Simulation of non-Newtonian fluid seepage into porous media stacked by carbon fibers using micro-scale reconstruction model

Abstract

Ceramic matrix composite of carbon fiber framework reinforced by silicon carbide (Cf/SiC) is a new material with excellent properties. In order to improve its preparation process, the flow of polycarbosilane solution in carbon fiber is studied based on the computational fluid dynamics method. CT images of carbon fiber porous media are obtained by Micro-CT imaging technology and optimized by means of ImageJ software. The 3D solid matrix and pore space models of carbon fiber porous media are established by using Mimics software, and the pore space model is meshed. Using the computational fluid dynamics software Fluent, the VOF multiphase flow model is adopted, the surface tension model and contact angle model are introduced considering the micro-pore effect of porous media, and a suitable mathematical model for the transport of gas–liquid two-phase flow in carbon fiber porous media is established. The validity of CFD mathematical model is verified by comparing experimental data with simulation results. Based on the CFD simulation results, the effects of feed pressure, surface tension coefficient and contact angle on fluid flow are studied.
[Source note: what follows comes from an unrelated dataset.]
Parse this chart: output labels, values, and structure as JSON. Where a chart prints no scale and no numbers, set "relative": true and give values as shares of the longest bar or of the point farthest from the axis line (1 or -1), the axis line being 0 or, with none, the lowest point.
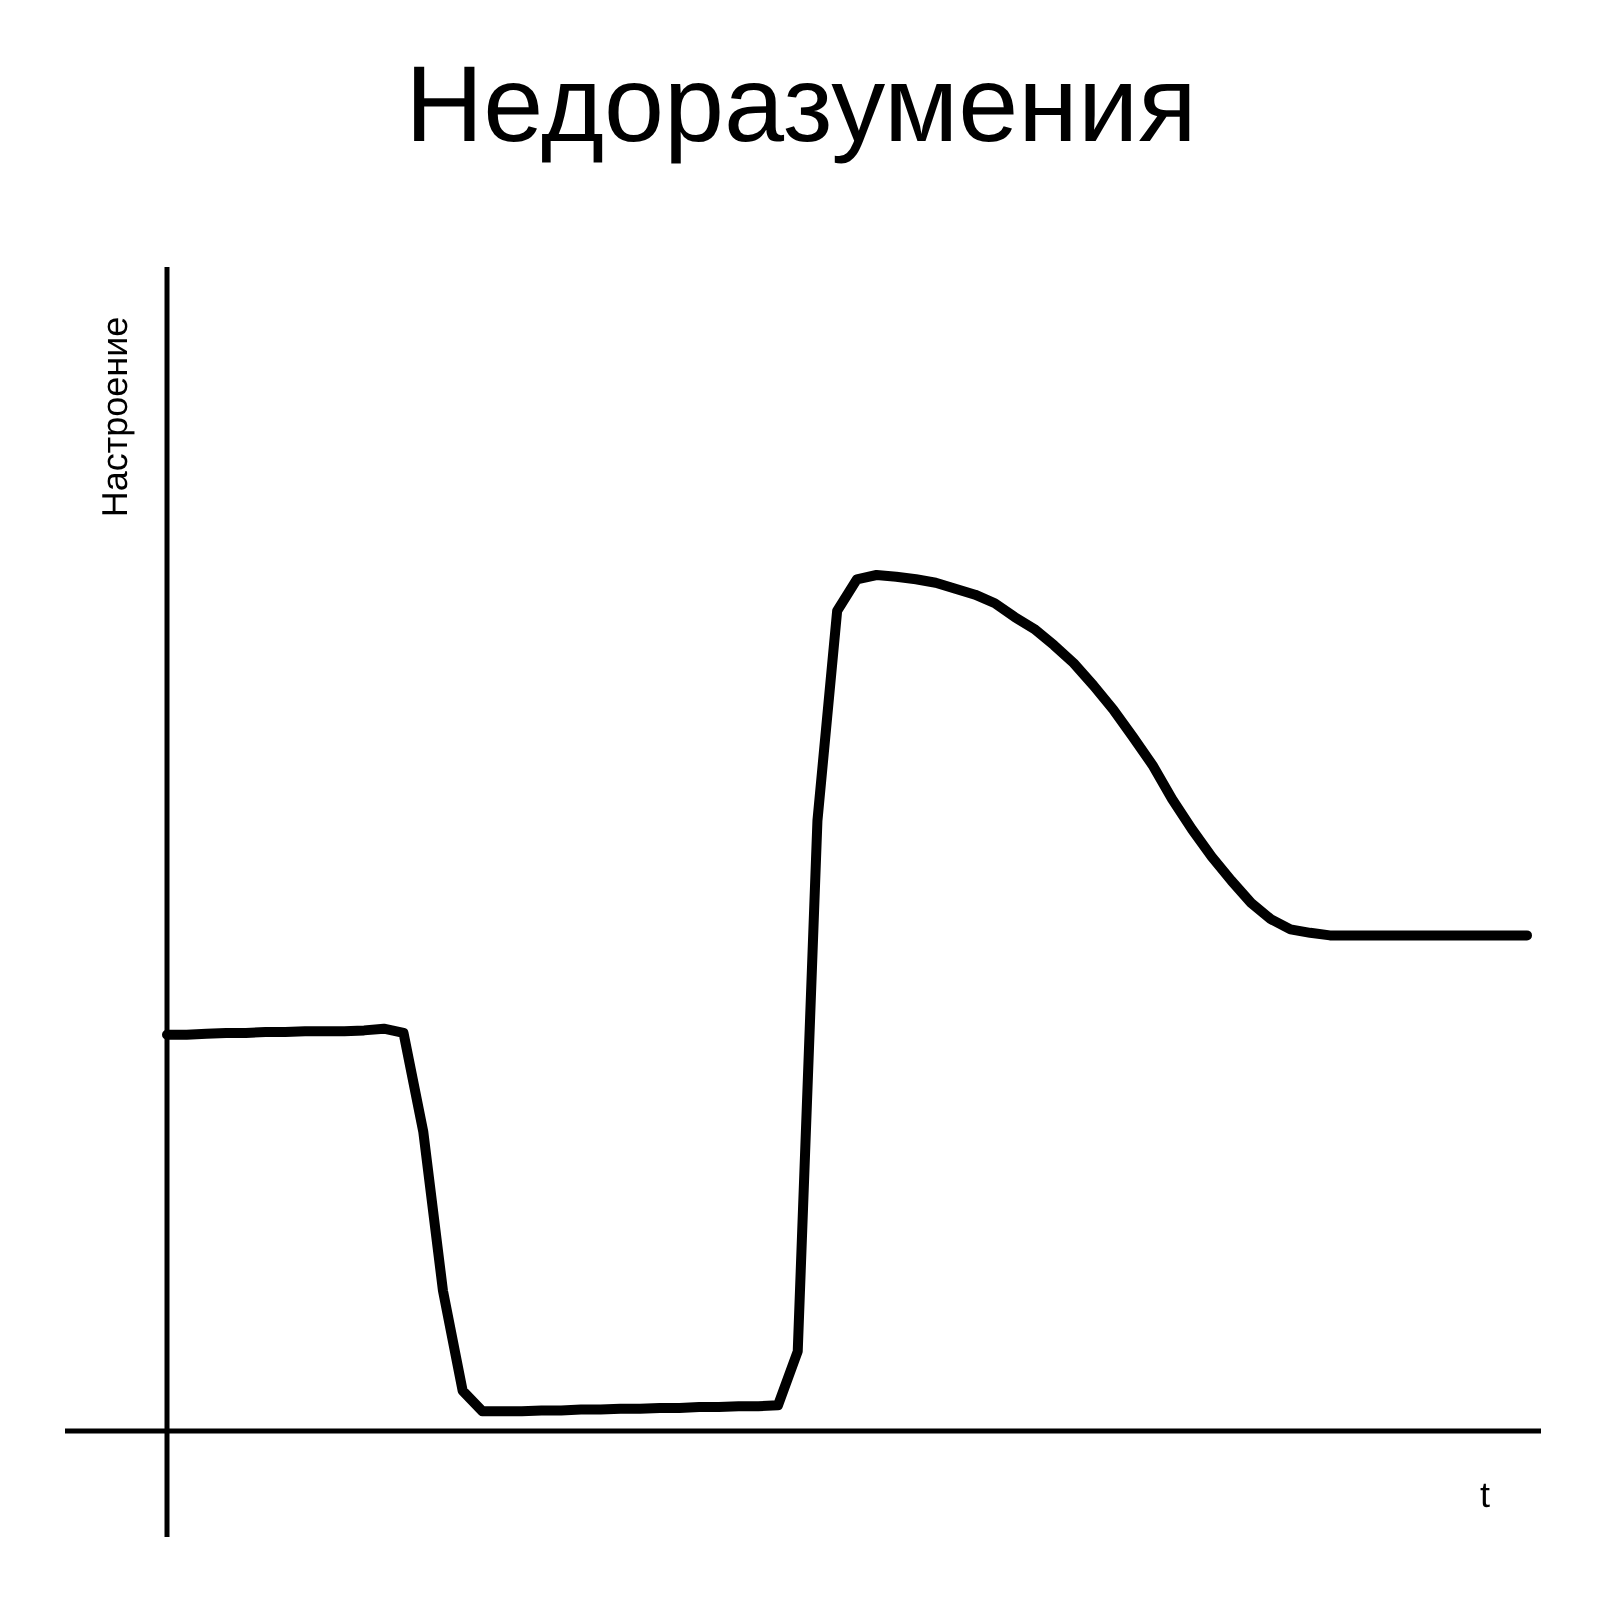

It is found that the larger the feed pressure and contact angle, the more uniform the distribution of liquid phase, pressure and velocity in the medium, which is conducive to the flow of liquid phase in porous media. The larger the surface tension coefficient, the longer the breakthrough time of liquid, and the more uneven the liquid distribution. This study is helpful to understand the law of fluid transport in porous media and provides theoretical basis for the preparation of Cf/SiC composites.